12. Object Layout and Type Slots

CPython represents every runtime value as an object. Each object has a memory layout, and each object’s type describes how that memory should be interpreted.

The object layout answers:

What fields exist inside this object?
Where are the references to other Python objects?
How large is one instance?
Does the object have variable-sized trailing storage?
Does the object participate in cyclic garbage collection?

The type slots answer:

How is this object called?
How is it deallocated?
How does attribute lookup work?
How does indexing work?
How does addition work?
How does iteration work?
How is it represented as text?

Together, object layout and type slots form the bridge between Python-level behavior and C-level implementation.

12.1 Object Memory Starts With a Header

Every normal CPython object begins with an object header.

Conceptually:

typedef struct {
    Py_ssize_t ob_refcnt;
    PyTypeObject *ob_type;
} PyObject;

This gives every object two fundamental fields:

A concrete object places its own fields after this header.

Example shape:

PyLongObject
    PyObject header
    integer-specific fields

PyListObject
    PyObject / PyVarObject header
    list-specific fields

PyFunctionObject
    PyObject header
    function-specific fields

Because every object starts with the same header, generic CPython code can manipulate unknown objects through PyObject *.

12.2 Fixed-Size Object Layout

A fixed-size object has the same C struct size for every instance.

Example:

typedef struct {
    PyObject_HEAD
    double value;
} FloatLikeObject;

The memory shape:

+--------------------+
| ob_refcnt          |
+--------------------+
| ob_type            |
+--------------------+
| value              |
+--------------------+

All instances of this type have the same size.

Examples of mostly fixed-size object structs:

float
function
module
cell
method
weakref
many iterator objects
many descriptor objects

Fixed-size does not mean the object has no references to external storage.
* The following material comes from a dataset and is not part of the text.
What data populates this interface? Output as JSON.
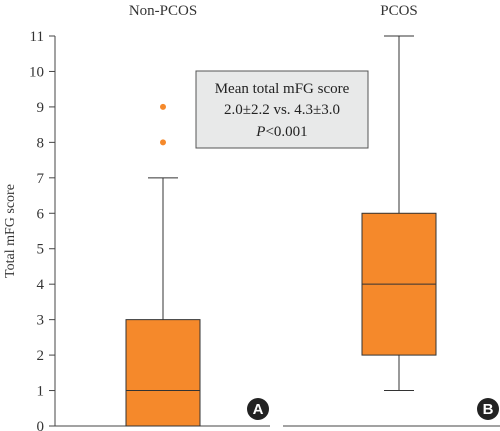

A function object has a fixed-size struct, but it points to a code object, globals dictionary, defaults tuple, closure tuple, annotations, and other objects.

12.3 Variable-Size Object Layout

A variable-size object extends the common header with a size field.

Conceptually:

typedef struct {
    PyObject ob_base;
    Py_ssize_t ob_size;
} PyVarObject;

Extension types use:

typedef struct {
    PyObject_VAR_HEAD
    PyObject *items[1];
} ArrayLikeObject;

The memory shape:

+--------------------+
| ob_refcnt          |
+--------------------+
| ob_type            |
+--------------------+
| ob_size            |
+--------------------+
| variable payload   |
+--------------------+

ob_size has type-specific meaning.

ob_size does not mean total memory size in bytes.
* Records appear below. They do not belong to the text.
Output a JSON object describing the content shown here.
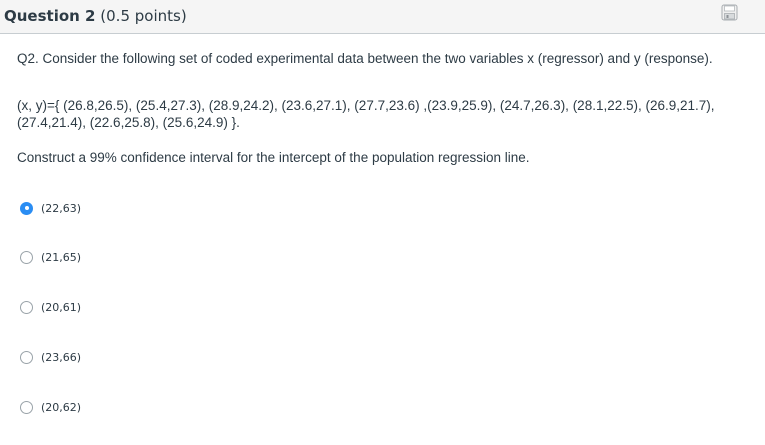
{
  "header": {
    "question_label": "Question 2",
    "points": "(0.5 points)",
    "save_icon": "floppy-disk-icon"
  },
  "question": {
    "intro": "Q2.  Consider the following set of coded experimental data between the two variables x (regressor) and y (response).",
    "data": "(x, y)={ (26.8,26.5), (25.4,27.3), (28.9,24.2), (23.6,27.1), (27.7,23.6) ,(23.9,25.9), (24.7,26.3), (28.1,22.5), (26.9,21.7), (27.4,21.4), (22.6,25.8), (25.6,24.9) }.",
    "prompt": "Construct a 99% confidence interval for the intercept of the population regression line."
  },
  "answers": [
    {
      "label": "(22,63)",
      "selected": true
    },
    {
      "label": "(21,65)",
      "selected": false
    },
    {
      "label": "(20,61)",
      "selected": false
    },
    {
      "label": "(23,66)",
      "selected": false
    },
    {
      "label": "(20,62)",
      "selected": false
    }
  ],
  "colors": {
    "accent": "#2a8df3",
    "text": "#2d3b45",
    "header_bg": "#f5f5f5"
  }
}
12.4 Inline Storage vs Indirect Storage

Variable-sized Python values can store data inline or indirectly.

A tuple stores item references inline in the same allocation:

tuple object
    header
    size = 3
    item[0] ---> object A
    item[1] ---> object B
    item[2] ---> object C

A list stores a pointer to a separate item array:

list object
    header
    size = 3
    ob_item ----+
    allocated   |
                v
              [ptr A][ptr B][ptr C][spare...]

This difference is fundamental.

A tuple cannot change size after allocation, so inline storage is efficient.

A list must grow and shrink, so it keeps elements in a separate array that can be reallocated without moving the list object itself.

12.5 Type Objects Describe Instance Layout

Each object points to a type object.

The type object stores layout metadata such as:

tp_basicsize
tp_itemsize
tp_dictoffset
tp_weaklistoffset
tp_flags

Important fields:

For a fixed-size type:

tp_basicsize = sizeof(MyObject)
tp_itemsize = 0

For a variable-size type:

tp_basicsize = fixed header and fields
tp_itemsize = size of one trailing element

Allocation then computes:

total bytes = tp_basicsize + n * tp_itemsize

This is how CPython allocates a tuple of length n in one memory block.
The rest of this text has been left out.